Türkiye 15 Temmuz 2016’da hain bir darbe girişimiyle karşı karşıya kalırken bir yandan da tarihinin en büyük kahramanlıklarından birine şahitlik ediyordu.
Özgür iradesine sahip çıkan halk tankların karşısında dimdik durarak darbecileri püskürtmüştü.
O gece onlarca şehit verildi.
Çok sayıda vatandaşımız yaralandı.
Ülkenin dört bir yanında halk yeni bir darbe girişimi ihtimaline karşı meydanlarda günlerce nöbet bekledi.
Türk halkı destansı bir mücadeleyle ülkeyi darbecilerden ve daha doğrusu darbe görüntüsü altında gerçekleştirilecek bir işgalden kurtarmıştı.
Meğer gözümüzle gördüğümüz ve bizzat kendimiz yaşadığımız bu olaylar gerçek değilmiş.
Türkiye’yi darbeden İran kurtarmış ve İran’ın bu “büyük yardımı” ile darbeden kurtulan Türkiye daha sonra nankörlük yaparak İran’a cephe almış.
Böyle diyor İranlılar…
İran Tesnim Haber Ajansı pazar günü bu düşünceyi yansıtan bir karikatür yayınladı.
Karikatürün ilk karesinde şöyle bir manzara var:
Darbe yazılı çukura düşen kırmızı elbiseli bir kişi.
Ay yıldızlı bir fes giyen o kişiyi yeşil elbiseli bir başka kişi elinden çekerek kurtarmaya çalışıyor ve o kişinin üzerinde de İran yazıyor.
İkinci karede ise Türkiye’yi temsil eden fesli kişi çukurdan çıkar çıkmaz kendisini kurtaran kişiye arkasını dönerek, “İran’ın bölgedeki politikaları mezhepçi” diyor.
Artık ne yiyor ne içiyorlarsa demek ki oradan bakınca Türkiye’yi darbeden kendilerinin kurtardıklarını zannetmelerine neden olacak halüsinasyonlar görüyorlar.
İnsan gerçekten hayret ediyor.
İran’ın Türkiye’yi darbeden kurtarmak için ne yaptığını gören ya da bilen var mı?
Varsa açıklasın da biz de bilelim.
Bizim tek bildiğimiz Suriye’de bulunan İran askerlerinin ve Tahran’a bağlı Şii milislerin başarılı olduğunu zannettikleri darbe girişimini havaya ateş ederek kutladıkları.

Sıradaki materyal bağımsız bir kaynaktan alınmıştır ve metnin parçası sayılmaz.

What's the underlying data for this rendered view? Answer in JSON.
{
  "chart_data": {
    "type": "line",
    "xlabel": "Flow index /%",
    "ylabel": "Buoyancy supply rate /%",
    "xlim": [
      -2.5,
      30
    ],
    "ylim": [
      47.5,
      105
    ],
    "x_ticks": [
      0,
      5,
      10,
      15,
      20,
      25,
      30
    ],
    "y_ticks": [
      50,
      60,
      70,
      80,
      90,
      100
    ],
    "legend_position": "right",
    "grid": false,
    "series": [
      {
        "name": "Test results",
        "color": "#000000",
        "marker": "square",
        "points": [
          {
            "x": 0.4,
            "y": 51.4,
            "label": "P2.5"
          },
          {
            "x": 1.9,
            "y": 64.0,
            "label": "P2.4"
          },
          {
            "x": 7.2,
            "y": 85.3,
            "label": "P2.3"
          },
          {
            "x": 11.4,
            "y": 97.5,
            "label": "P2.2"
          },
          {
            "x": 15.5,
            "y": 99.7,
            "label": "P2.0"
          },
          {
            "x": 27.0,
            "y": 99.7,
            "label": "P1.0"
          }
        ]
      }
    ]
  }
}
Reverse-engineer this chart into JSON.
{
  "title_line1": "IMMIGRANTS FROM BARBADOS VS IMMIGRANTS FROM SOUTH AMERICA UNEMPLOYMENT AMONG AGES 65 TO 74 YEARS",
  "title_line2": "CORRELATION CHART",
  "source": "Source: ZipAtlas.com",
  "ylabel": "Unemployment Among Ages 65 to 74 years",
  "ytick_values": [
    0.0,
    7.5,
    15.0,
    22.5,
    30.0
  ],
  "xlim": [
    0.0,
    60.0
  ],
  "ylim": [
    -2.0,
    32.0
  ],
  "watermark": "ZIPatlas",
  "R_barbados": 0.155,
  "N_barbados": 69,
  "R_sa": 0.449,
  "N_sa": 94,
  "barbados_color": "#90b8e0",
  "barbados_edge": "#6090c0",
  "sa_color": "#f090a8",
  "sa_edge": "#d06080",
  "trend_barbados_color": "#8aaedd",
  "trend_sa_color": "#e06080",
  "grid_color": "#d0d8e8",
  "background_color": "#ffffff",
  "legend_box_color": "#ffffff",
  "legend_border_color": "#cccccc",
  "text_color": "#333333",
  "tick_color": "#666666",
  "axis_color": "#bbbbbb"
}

Bu absürt düşünceye sadece bir karikatürist sahip olsa yine iyi.
Devletin en üst kademelerinde de aynı görüş hâkim.
Örneğin, İran Dışişleri Bakanı Cevad Zarif…
Zarif, “İran” gazetesine verdiği ve ileriki günlerde yayınlanacak röportajda Türkiye’nin “hafızası zayıf ve nankör bir komşu” olduğunu söylemiş.
Tesnim Haber Ajansı’nın Arapça sitesinde pazar günü yayınlanan habere göre Zarif söz konusu röportajda şöyle demiş:
“Türkiye’ye bakın, hangi seviyeye geldi. Bu ülkenin hükümetine acıyoruz. Görünüşe göre dostlarımızın hafızası zayıf. İslam Cumhuriyeti’ni mezhepçilik yapmakla suçluyorlar. Son askeri darbe girişiminin olduğu geceki tavrımızı, Şii bir hükümet olmadığı halde sabaha kadar gelişmeleri yakından takip ettiğimizi unutmuş gibiler. Hafızaları zayıf. Onlara destek olanların ve sevgiyle yaklaşanların bu iyiliğine karşılık nankörlük ediyorlar.”
Türkiye’yi darbeden kurtardıklarını düşünmeye İranlılar’ı neyin sevk ettiğini bilmiyoruz.
Fakat bu açıklamaların sebebi malum.
Cumhurbaşkanı Recep Tayyip Erdoğan’ın ve Dışişleri Bakanı Mevlüt Çavuşoğlu’nun açıklamaları.
Erdoğan, Bahreyn ziyareti sırasında başkent Manama’da verdiği konferansta, İran’ın bölgesel politikalarına işaret ederek, mezhepçiliği kullanan Fars ırkçılığının Irak’ı ve Suriye’yi bölmek istediğini ve buna karşı çıkılması gerektiğini söylemişti.
Çavuşoğlu da Münih Güvenlik Konferansı’nda yaptığı konuşmada İran’ı mezhepçilik yapmak ve Şiiliği yaymaya çalışmakla suçlamıştı.
Gerçeği dile getiren ve yaraya parmak basan bu açıklamalar İranlıları hoplatmaya yetti.